Der Maronibrater Sameschkin packte seine Sachen, die Säcke zuerst, dann den Ofen, hierauf die Reste seiner Ware, die Kastanien, in einen besonderen, ledernen Sack.

Vor seiner Abfahrt sagte er noch zu Euphemia: »Es ist eine wüste Sache, diese Grenze. Willst du mit mir fort für immer?«

Euphemia aber dachte an allerhand Möglichkeiten, in der Schenke und sonst. »Auf nächstes Jahr«, sagte sie. Aber Sameschkin glaubte es ihr nicht mehr. So töricht, wie er den Leuten erscheinen mochte, war er nicht. Er ahnte alles, und er beschloß bei sich, nie mehr in diese giftige Gegend zu kommen.

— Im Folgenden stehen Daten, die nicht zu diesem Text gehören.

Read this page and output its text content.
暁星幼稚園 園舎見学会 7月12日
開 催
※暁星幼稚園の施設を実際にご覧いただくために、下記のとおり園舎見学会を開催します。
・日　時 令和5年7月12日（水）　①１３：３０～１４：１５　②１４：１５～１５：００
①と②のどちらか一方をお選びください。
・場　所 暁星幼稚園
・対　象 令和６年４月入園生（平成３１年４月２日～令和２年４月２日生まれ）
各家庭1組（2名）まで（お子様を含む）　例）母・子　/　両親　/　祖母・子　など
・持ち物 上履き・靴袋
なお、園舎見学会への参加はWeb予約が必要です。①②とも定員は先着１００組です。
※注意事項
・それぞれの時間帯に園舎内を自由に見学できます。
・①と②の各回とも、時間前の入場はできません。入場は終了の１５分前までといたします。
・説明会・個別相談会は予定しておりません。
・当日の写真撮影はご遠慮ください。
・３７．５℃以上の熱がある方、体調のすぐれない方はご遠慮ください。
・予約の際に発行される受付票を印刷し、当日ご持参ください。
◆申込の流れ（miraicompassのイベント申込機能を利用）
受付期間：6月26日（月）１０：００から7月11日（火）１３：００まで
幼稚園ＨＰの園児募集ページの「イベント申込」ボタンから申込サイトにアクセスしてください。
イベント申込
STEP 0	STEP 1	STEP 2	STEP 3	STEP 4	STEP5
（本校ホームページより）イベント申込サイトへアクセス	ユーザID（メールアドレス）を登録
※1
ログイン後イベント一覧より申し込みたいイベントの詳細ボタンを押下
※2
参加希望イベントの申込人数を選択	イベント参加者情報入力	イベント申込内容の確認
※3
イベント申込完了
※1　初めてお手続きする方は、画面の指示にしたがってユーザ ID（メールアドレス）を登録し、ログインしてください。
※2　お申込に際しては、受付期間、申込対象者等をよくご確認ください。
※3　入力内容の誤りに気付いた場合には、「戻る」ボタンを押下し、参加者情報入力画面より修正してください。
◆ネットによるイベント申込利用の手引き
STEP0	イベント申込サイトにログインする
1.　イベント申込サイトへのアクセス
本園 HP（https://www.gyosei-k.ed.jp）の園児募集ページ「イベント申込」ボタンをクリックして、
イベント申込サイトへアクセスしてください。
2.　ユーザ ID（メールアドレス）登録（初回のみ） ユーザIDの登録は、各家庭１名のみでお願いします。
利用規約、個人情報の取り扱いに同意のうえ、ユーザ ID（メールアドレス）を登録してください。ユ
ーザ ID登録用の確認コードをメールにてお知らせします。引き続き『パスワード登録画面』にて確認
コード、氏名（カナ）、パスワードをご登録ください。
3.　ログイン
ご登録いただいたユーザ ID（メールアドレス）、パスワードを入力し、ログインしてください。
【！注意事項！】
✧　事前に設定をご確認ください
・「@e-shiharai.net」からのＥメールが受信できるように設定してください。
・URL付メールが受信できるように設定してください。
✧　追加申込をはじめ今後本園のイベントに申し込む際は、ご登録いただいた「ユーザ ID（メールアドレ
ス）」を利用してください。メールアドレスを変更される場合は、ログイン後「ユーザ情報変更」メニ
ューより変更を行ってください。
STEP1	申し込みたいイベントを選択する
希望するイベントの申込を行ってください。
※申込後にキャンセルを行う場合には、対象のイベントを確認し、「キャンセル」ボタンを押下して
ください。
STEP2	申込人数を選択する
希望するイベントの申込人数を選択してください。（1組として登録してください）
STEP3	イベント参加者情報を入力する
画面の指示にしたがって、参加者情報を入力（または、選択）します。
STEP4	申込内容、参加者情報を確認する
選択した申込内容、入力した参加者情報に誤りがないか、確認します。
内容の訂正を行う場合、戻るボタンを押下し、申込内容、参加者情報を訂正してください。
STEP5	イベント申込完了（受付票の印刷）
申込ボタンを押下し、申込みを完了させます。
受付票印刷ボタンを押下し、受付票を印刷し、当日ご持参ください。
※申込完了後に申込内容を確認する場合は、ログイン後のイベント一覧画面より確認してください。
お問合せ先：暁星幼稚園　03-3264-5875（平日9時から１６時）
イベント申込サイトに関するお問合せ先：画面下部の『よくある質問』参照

Es war ein großartiger Frühlingstag, an dem er wegzog. Auf seinem Karren stand der Ofen. Um seine Schultern waren die schlaffen Säcke geschnallt. Die Lerchen trillerten hoch im Himmel, und die Frösche quakten ebenso fröhlich unten in den Sümpfen. Und er ging, der gute Sameschkin, so für sich hin, so des Weges dahin. Was ging ihn eigentlich all dies an?

Nie mehr komme ich hierher, sagte er sich. Und es schien ihm, daß ihm die Lerchen und die Frösche recht gaben.